The much-touted ”virtual” reunion of the Fab Four last month produced one completed song, some incidental music for a TV documentary-and a wave of unease at the notion that John Lennon is dead and gone and recording in England. Of course, Beatlemaniacs are thrilled to hear that the Lennon- McCartney collaboration ”Free as a Bird” will be included on the soundtrack for The Beatles Anthology, a 10-part BBC documentary set to premiere in Britain later this year.
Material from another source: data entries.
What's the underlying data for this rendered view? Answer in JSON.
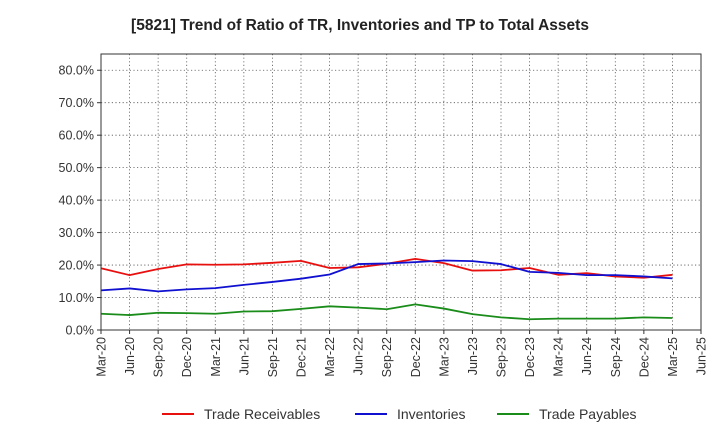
{
  "chart_data": {
    "type": "line",
    "title": "[5821]  Trend of Ratio of TR, Inventories and TP to Total Assets",
    "xlabel": "",
    "ylabel": "",
    "ylim": [
      0,
      85
    ],
    "yticks": [
      0,
      10,
      20,
      30,
      40,
      50,
      60,
      70,
      80
    ],
    "ytick_labels": [
      "0.0%",
      "10.0%",
      "20.0%",
      "30.0%",
      "40.0%",
      "50.0%",
      "60.0%",
      "70.0%",
      "80.0%"
    ],
    "x": [
      "Mar-20",
      "Jun-20",
      "Sep-20",
      "Dec-20",
      "Mar-21",
      "Jun-21",
      "Sep-21",
      "Dec-21",
      "Mar-22",
      "Jun-22",
      "Sep-22",
      "Dec-22",
      "Mar-23",
      "Jun-23",
      "Sep-23",
      "Dec-23",
      "Mar-24",
      "Jun-24",
      "Sep-24",
      "Dec-24",
      "Mar-25",
      "Jun-25"
    ],
    "grid": true,
    "legend_position": "bottom",
    "series": [
      {
        "name": "Trade Receivables",
        "color": "#e8100f",
        "values": [
          19.0,
          16.9,
          18.8,
          20.2,
          20.1,
          20.2,
          20.7,
          21.3,
          19.1,
          19.3,
          20.4,
          21.9,
          20.6,
          18.3,
          18.4,
          19.1,
          17.0,
          17.5,
          16.5,
          16.1,
          17.0,
          null
        ]
      },
      {
        "name": "Inventories",
        "color": "#1010d0",
        "values": [
          12.2,
          12.8,
          11.9,
          12.5,
          12.9,
          13.9,
          14.8,
          15.8,
          17.1,
          20.3,
          20.5,
          20.9,
          21.4,
          21.2,
          20.3,
          17.9,
          17.6,
          16.9,
          16.9,
          16.5,
          15.9,
          null
        ]
      },
      {
        "name": "Trade Payables",
        "color": "#1a8c1a",
        "values": [
          5.0,
          4.6,
          5.3,
          5.2,
          5.0,
          5.7,
          5.8,
          6.5,
          7.3,
          6.9,
          6.4,
          7.9,
          6.6,
          4.9,
          3.9,
          3.3,
          3.5,
          3.5,
          3.5,
          3.9,
          3.7,
          null
        ]
      }
    ]
  }
}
But even fans and musicians who cherish the Beatles are wondering out loud if all you need is love, Paul, George, Ringo, and a 17- year-old audiotape of John provided by Yoko Ono.

According to Charles Rosenay, publisher of the New Haven, Conn.- based Beatles fanzine Good Day Sunshine, ”Free as a Bird,” a ballad celebrating the joys of home life, ”sounds very Beatles-esque.” Rosenay says the finished song has Lennon, Harrison, and McCartney alternating vocals as well as filling in harmonies and instrumental parts and includes ”a backwards vocal bit from John” and a verse McCartney added to the lyrics Lennon wrote in 1977—three years before his death.

”It’s wonderful that this is happening, as long as this doesn’t come out as a Beatles song,” says Rosenay. ”Because to us, without John Lennon, it’s not the Beatles.”

Others are even blunter. ”It’s just another example of old geezers clogging up the rock & roll system,” says Jim Ellison of the Beatles-influenced band Material Issue. Adds Jeff McDonald of the punk-pop band Redd Kross, ”To me, the Beatles are the only group with a perfect track record. To muddle this up with new recordings would be a crime, not unlike gluing arms to the Venus de Milo.”